I do agree with your grandmother to some extent; the invention of the videocassette was the beginning of the end of the shared culture. While I spent most of my teenage and young adult years (80's and 90s) loudly proclaiming how totally lame most mainstream pop culture was, there is something to be said for the shared experience.
"Reading this second article, you can easily apply these concerns to that technology and see why people were worried then, and are perhaps even more worried now." Yep: fretting about individuals going off to each watch their own things and not share experiences didn't begin with streaming. GeorgeLucasTheyRhyme.gif
Blockbuster: be kind, rewind
> This first article gave you a sense of where we were. The second article, published the next day, was titled "VCR Revolution Viewed as a Peril to Togetherness of Family Life."
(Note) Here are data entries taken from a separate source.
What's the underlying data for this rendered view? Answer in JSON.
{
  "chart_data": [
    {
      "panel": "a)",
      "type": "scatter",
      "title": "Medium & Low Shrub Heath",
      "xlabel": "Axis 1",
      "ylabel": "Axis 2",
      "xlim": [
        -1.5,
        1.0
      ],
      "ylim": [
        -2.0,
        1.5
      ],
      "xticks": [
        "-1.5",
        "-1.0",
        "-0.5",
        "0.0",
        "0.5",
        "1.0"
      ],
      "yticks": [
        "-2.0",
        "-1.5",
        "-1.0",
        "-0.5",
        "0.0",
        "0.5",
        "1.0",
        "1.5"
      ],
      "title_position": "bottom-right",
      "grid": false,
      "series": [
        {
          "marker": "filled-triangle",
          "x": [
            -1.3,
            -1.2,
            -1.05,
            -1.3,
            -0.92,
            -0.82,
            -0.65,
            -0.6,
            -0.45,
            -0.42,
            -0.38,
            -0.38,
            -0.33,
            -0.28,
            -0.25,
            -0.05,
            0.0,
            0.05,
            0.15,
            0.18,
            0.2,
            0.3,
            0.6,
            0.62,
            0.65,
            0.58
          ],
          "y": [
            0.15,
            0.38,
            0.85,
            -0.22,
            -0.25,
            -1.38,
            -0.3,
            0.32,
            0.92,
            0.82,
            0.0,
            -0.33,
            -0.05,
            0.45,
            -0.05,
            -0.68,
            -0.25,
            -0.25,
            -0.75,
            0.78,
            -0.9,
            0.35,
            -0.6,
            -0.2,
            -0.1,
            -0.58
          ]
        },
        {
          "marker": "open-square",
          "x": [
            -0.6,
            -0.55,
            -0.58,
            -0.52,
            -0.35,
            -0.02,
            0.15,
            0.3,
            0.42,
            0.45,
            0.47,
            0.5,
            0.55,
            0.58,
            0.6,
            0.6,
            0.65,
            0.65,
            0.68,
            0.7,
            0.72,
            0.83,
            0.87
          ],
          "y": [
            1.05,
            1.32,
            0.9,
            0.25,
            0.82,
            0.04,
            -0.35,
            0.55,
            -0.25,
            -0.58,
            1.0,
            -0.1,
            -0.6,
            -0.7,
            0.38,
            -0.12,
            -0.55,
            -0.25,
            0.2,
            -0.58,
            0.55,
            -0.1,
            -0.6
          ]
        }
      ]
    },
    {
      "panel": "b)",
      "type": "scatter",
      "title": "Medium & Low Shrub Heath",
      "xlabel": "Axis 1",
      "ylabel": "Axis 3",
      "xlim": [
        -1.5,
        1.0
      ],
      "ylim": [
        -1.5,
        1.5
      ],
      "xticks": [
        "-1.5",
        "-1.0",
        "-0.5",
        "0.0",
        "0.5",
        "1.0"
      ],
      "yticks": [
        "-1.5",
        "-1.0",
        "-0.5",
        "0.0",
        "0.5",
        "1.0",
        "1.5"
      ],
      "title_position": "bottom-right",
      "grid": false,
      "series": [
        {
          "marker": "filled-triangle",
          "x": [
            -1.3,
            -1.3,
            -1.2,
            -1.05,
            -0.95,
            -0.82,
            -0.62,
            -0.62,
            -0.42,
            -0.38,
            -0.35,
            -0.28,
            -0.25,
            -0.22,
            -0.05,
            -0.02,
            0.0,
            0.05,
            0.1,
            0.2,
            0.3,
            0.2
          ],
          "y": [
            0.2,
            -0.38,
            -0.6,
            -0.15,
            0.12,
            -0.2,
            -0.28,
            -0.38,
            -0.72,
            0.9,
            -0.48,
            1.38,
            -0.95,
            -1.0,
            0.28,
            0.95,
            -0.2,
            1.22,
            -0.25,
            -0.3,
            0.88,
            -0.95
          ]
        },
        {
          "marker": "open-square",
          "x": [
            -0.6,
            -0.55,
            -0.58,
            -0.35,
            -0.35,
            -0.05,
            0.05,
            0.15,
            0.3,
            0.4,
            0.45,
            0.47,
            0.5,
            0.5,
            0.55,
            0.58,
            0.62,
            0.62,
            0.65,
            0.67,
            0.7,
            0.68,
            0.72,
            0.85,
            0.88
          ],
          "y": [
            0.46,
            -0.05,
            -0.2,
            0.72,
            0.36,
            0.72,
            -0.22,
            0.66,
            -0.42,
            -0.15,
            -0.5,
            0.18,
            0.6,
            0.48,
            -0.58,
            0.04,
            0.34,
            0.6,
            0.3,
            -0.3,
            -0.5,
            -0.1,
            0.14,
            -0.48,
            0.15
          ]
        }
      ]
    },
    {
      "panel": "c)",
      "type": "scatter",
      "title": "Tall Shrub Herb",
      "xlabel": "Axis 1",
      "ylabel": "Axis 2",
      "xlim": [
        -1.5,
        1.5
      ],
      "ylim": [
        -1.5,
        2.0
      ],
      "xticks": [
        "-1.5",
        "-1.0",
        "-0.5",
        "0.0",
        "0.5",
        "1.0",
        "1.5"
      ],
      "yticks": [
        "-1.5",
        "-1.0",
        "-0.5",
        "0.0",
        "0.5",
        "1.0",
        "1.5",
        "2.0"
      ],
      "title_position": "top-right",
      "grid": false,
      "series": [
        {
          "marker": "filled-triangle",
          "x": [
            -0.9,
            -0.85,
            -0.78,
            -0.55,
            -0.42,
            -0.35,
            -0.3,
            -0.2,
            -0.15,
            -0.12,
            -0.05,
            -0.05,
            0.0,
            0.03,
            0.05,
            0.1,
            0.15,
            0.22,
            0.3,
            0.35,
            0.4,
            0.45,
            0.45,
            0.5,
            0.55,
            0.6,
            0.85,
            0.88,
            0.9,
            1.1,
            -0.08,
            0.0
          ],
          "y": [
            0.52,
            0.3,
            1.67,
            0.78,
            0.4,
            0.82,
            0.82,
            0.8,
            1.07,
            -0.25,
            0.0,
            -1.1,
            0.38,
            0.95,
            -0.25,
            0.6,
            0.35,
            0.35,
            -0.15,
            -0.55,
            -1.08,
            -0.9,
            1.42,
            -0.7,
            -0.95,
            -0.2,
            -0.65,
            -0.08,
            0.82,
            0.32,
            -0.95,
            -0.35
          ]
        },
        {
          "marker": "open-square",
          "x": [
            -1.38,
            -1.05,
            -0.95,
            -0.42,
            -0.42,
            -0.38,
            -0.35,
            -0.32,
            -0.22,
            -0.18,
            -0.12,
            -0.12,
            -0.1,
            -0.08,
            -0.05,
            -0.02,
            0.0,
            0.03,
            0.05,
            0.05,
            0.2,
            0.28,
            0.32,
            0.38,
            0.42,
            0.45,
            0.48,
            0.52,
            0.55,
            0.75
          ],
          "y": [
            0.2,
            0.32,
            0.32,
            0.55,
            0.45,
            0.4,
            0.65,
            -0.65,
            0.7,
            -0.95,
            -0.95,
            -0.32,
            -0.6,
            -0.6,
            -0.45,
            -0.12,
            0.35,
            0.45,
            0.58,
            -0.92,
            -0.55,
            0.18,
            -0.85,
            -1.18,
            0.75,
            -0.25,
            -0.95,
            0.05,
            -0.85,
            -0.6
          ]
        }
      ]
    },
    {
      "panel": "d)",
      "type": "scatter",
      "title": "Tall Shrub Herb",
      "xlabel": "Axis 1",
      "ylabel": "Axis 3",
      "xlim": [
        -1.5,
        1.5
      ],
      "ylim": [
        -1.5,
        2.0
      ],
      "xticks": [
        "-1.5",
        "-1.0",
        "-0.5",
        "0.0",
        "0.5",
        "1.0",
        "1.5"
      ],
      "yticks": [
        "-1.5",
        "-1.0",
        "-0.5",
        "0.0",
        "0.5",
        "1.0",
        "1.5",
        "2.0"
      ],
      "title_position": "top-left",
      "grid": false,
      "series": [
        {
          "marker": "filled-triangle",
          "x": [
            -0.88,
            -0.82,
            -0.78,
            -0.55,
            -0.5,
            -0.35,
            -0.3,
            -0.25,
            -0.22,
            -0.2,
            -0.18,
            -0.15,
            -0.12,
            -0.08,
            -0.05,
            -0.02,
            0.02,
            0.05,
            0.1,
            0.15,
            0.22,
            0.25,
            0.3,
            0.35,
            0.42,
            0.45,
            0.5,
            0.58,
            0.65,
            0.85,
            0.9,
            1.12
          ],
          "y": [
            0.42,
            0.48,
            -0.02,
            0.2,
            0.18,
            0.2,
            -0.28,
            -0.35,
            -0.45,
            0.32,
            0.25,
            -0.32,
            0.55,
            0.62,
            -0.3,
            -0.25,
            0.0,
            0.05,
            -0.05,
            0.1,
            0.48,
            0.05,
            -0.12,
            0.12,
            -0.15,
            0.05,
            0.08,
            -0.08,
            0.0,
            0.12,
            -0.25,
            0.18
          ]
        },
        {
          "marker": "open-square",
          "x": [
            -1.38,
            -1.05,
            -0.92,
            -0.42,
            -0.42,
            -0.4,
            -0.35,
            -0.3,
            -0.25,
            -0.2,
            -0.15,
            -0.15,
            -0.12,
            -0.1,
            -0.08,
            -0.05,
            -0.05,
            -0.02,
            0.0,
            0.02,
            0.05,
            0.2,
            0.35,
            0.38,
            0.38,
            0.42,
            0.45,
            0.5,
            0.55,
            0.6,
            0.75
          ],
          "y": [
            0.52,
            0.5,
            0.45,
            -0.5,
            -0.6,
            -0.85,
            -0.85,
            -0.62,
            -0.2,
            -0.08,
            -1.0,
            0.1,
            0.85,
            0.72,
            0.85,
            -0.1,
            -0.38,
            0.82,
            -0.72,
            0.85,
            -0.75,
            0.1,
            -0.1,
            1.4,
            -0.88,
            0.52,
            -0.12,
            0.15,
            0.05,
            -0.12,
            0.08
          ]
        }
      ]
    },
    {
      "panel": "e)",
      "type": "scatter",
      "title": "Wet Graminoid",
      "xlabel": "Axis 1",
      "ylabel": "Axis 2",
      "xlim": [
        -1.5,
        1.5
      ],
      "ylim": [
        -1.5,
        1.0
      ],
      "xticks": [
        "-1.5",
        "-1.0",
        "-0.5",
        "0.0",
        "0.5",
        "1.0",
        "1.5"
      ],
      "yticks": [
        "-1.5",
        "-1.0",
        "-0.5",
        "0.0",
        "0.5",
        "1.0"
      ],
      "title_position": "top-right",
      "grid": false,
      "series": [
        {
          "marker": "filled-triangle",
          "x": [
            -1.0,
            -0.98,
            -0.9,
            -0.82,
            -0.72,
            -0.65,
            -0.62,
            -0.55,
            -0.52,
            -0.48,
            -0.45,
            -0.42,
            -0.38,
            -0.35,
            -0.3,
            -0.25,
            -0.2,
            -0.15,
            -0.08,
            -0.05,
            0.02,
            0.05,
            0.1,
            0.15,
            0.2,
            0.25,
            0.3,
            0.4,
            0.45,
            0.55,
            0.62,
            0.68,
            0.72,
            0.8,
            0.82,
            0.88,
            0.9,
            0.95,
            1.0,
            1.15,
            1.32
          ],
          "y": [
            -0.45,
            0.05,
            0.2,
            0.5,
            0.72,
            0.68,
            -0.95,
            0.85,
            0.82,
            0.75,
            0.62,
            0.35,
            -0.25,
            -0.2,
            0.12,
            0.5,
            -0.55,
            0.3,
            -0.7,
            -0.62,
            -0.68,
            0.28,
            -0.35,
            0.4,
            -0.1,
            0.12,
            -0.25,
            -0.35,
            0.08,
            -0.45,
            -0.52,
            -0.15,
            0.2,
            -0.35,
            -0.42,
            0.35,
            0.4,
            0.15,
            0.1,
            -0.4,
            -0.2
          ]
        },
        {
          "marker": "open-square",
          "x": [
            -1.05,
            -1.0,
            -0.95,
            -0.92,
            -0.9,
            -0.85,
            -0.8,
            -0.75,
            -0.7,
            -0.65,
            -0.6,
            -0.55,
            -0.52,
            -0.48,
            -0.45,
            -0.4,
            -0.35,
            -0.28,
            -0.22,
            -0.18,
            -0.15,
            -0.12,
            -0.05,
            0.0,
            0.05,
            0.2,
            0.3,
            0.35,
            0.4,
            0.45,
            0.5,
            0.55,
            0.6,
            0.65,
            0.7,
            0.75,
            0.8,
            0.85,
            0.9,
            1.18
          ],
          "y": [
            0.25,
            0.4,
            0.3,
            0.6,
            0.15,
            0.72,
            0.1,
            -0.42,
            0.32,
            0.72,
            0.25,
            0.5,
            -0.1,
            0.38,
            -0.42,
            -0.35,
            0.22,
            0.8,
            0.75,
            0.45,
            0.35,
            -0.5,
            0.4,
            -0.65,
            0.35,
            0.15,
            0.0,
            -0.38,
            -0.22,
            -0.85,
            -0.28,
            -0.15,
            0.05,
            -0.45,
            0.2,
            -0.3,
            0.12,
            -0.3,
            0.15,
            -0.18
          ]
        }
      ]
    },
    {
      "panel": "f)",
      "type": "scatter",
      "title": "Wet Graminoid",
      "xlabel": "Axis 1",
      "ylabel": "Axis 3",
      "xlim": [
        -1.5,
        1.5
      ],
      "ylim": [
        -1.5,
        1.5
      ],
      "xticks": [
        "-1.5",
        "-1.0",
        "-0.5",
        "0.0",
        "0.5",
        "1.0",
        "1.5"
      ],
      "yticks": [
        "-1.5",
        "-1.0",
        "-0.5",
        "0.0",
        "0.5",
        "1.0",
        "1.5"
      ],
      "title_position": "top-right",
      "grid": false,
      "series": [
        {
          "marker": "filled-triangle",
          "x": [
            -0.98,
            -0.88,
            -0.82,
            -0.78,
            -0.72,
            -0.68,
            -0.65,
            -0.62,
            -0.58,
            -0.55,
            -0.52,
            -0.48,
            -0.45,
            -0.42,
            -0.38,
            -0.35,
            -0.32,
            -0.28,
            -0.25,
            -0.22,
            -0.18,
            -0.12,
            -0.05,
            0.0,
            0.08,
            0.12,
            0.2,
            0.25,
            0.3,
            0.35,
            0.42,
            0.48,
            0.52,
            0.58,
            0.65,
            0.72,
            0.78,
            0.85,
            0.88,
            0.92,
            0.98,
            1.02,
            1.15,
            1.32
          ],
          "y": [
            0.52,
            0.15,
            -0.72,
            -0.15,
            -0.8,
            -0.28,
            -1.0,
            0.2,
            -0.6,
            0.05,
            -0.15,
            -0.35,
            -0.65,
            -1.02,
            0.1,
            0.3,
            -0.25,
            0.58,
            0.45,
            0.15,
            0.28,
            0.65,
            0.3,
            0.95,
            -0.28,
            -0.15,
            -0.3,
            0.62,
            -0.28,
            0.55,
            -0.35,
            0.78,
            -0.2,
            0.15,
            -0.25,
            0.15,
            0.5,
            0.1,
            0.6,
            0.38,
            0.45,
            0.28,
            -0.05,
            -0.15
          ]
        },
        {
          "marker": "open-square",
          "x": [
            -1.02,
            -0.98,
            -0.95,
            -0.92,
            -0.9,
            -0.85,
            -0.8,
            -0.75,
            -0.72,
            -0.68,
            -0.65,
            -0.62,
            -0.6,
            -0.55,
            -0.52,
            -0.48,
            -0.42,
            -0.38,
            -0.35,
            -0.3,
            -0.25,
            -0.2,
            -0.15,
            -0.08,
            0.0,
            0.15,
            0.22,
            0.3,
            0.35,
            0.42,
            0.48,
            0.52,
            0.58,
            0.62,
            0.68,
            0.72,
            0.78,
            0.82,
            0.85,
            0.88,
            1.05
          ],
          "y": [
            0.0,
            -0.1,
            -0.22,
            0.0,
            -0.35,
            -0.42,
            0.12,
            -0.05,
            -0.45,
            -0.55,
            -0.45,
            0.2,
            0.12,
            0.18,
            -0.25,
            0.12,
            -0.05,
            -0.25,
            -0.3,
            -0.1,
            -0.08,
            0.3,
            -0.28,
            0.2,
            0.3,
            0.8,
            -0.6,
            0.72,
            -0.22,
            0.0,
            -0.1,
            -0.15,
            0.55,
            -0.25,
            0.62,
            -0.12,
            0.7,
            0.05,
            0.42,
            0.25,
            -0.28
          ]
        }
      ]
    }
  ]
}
Given the sorry state of "family life" and "togetherness" we're in now, and how we progressively got from the 80s onwards, it's amazing how prescient and correct those warnings were...
And it all came to pass, just like the man feared
Your grandmother was right!
I was a teenager back in the 80's and while the VCR was a technological marvel, it very quickly turned my friends and I into a bunch of movie watching coach potatoes. At one point I realized that you can be in the same room with other people and still be miles away from them, that spending every weekend doing nothing but watching movie rentals was kinda lame, so eventually I put my foot down and said - guy's we're going out - I had no idea where but any place was better than on the couch watching videos.
We ended up descending on a near-by pool hall and started hanging out and shooting pool. Coincidentally, we ran into some other people from high school doing the same and suddenly my group of friends doubled in size. Every weekend we were out with this huge group of people, it made senior year the best year ever.
Always listen to grandma!
I loved movies, still do, but the times from my youth not spent in front of some screen was so much more valuable memory-wise.